Week 3: Was this Crazy?

Bruce spent an entire afternoon with me. He sounded to me like a crazy life insurance salesman who believed he had just made the most exciting discovery in the world. But he used all the wrong accounting language to describe it so obviously, he didn’t know what he was talking about!

Bruce had shared the 'prophetic' words with his young team of elders. They suggested that he do a survey of the details of people’s mortgages in the church. So Bruce advertised for people’s details from the pulpit. Then with several business people they constructed a “model” of 52 mortgages from the survey.

How could people “pool their resources” when they didn’t have any to spare? - Bruce surmised that if they all went without “luxuries” like coffee and ice-cream they could all contribute $20/ week into a central fund. They then conducted a random ballot to establish the order that the bank mortgages would be refinanced with interest-free mortgages from the central fund. The money for these would come from the weekly $20's and the interest-free mortgage repayments. The faster the cash-flow from mortgage repayments and contributions – the faster that new mortgages could be advanced – and the more people could be helped. According to the model the last member’s bank mortgage would be taken over in 12 years. But astonishing, the 52 would save $55,000 each on average, after allowing for the cost of their contributions, and together they would save $2,860,000!

“Imagine if that could be put into God’s Kingdom,” cried Bruce, “instead of being given to the banks.”

In addition, the fund would finish up with over $600,000 in funds after all the mortgages were repaid, enabling new members to receive their mortgages sooner. The vision in the years to come was enormous. It could change “The Church” worldwide! - Bruce was running hot by now.

-And I rejected it. I told Bruce that if it was only half as good as he claimed, someone else would be doing it already, and if they were, I would have heard of something that good already, and as I hadn’t, then that proved it wouldn’t work. And so I left a very disappointed Bruce.

In short, I believed it was too good to be true.

Regards to all
12 September 2018


Week 4: Not so Crazy!

About two weeks later an engineer friend came to stay.  As engineers and accountants don’t usually have much in common, we ran out of conversation. So I got out the model workings and told him Bruce’s story.  He couldn’t make sense of the workings either.

“Rather than work with 52 of different sizes and interest rates and repayment terms”, he said, “Why not simplify it by working out the average size of each, and run the model with just six mortgages with the same $20/week contribution from each.”  So we did.
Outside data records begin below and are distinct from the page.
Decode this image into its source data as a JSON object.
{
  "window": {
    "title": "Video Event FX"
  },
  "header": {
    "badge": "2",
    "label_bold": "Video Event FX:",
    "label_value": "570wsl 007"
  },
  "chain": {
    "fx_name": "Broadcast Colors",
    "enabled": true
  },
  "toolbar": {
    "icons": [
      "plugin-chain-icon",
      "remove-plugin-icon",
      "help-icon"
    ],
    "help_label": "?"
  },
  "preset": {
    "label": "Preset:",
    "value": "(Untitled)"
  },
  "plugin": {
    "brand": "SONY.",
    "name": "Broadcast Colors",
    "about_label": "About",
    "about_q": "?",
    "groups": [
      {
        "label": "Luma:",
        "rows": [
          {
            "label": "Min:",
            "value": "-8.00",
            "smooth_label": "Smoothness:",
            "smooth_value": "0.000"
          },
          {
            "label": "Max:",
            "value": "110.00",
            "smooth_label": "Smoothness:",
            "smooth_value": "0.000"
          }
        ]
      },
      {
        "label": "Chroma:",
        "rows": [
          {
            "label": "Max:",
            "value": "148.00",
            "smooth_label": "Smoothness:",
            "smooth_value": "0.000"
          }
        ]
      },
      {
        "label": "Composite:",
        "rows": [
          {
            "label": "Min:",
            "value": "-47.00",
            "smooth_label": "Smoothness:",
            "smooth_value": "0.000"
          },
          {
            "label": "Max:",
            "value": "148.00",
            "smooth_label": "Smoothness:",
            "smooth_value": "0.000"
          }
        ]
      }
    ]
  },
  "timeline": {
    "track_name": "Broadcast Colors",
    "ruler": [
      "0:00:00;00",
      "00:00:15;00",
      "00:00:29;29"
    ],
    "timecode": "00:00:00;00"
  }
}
Once we had found our average it took us only 20 minutes on a calculator to reach the answer what had taken Bruce’s team 3 weeks – And the answer: “The last of the six would be refinanced at the end of the 12th year.”

“That’s funny”, I said.  “That’s what Bruce’s team found with 52”.

Let’s try it with 12”, my friend replied.

This time it took us 30 minutes with the calculator.

And the answer – the last of the 12 would receive their interest-free mortgage at the end of the 12th year.”

By now I had a funny feeling that Bruce’s team might be mathematically correct, and the answer would be the same no matter how many were in the scheme.

Realising that if we agreed with the team’s mathematical conclusion in one respect, we would agree with all, I sheepishly phoned Bruce the next day and told him what we had found.

“Well you’d better come in and see me”, he replied.  And as I still had his team’s workings to return to him I couldn't refuse.